In 1969 he bought a round-the-world ticket and took off, without any date to come back. As he sat in the cab that took him to the airport, he could hear the Beatles playing their final concert together on the roof of 3 Savile Row. His travels took him to India, Afghanistan and Egypt, and on several trips that did not involve actual travel. While he was gone, he said, the tabloids carried reports “that I was brain-damaged [from] acid, that I was recovering in a Swiss clinic.” Mr. Stamp looked genuinely proud of this one.

He did a few movies, including the underrated The Mind of Mr.

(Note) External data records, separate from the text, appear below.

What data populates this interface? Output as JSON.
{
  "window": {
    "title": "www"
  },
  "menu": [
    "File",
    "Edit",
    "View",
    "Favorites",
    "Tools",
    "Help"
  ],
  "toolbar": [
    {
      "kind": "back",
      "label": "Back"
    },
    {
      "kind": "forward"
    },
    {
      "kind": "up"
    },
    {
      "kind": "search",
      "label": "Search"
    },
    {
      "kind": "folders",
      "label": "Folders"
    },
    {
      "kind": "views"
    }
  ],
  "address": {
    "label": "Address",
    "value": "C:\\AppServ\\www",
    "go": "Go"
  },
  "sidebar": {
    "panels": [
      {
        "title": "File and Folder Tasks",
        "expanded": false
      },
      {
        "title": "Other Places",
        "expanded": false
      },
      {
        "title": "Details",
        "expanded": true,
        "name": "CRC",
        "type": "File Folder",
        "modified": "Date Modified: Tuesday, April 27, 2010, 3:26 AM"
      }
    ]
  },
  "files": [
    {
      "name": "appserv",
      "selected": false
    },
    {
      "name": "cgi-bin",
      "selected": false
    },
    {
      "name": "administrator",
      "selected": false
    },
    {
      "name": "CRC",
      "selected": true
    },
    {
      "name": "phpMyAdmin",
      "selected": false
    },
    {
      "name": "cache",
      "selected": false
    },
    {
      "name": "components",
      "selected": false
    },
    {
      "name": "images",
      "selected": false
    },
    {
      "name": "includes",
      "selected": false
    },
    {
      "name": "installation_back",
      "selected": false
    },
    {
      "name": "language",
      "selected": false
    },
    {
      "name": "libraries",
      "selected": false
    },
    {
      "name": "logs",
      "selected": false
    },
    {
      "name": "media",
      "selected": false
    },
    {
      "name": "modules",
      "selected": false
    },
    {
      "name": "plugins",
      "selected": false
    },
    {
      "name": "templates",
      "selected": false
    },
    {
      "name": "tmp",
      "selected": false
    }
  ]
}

Soames in 1970, but he didn’t really resurface until 1978, when he played General Zod in Superman II . The 80’s were hit-and-miss, with a few films that he’d genuinely like to forget, such as Monster Island . But because Mr. Stamp went away to cultivate the life of his mind, he did not become Austin Powers. He came back a different person, with a different perspective.

“It slowly came to me that I had always wanted a long career,” he said. “And I knew that even my idol, Cary Grant, had these long valleys. That was part of having a long career.”

Mr. Stamp spent the last half of the 90’s way above sea level. And “if today I’ve got money for a year,” he said, “I don’t worry. I just don’t worry.”

Recently he finished the first draft of the latest installment of his memoirs, on his 10 or so years in the wilderness. “That’s the big middle,” he said. “And that’s what made it so complex.” He cleared his throat. “Because with the other memoirs, I always had landmarks. I always knew exactly where I was.” But in the 70’s, “my voyage … it was all to do with a kind of internal search.

“It’s called Seduced by Glamour ,” he said. “And you know the old Anglo-Saxon meaning of glamour is the glittery net that people threw over their opponents.” He looked triumphant. “And in Hindi, glamour is the insubstantial stuff. The world of objects. So, in other words, the glamour is considered the illusion.”

This reminded me of the last lines of Double Feature , where a holy man asks Mr. Stamp: “Have you seen the light in your heart?”

“Not exactly,” was his reply. I asked him if his answer would be any different today.

Mr. Stamp gave me a long look. “Do you remember the first part of that question?” he asked. “It was, ‘Has your heart sung to you?’ I have experienced that.”

“When?” I asked him, as two birds dove toward the waterfall, then banked abruptly away and up toward the rafters.

“It happens when I’m working,” Terence Stamp said.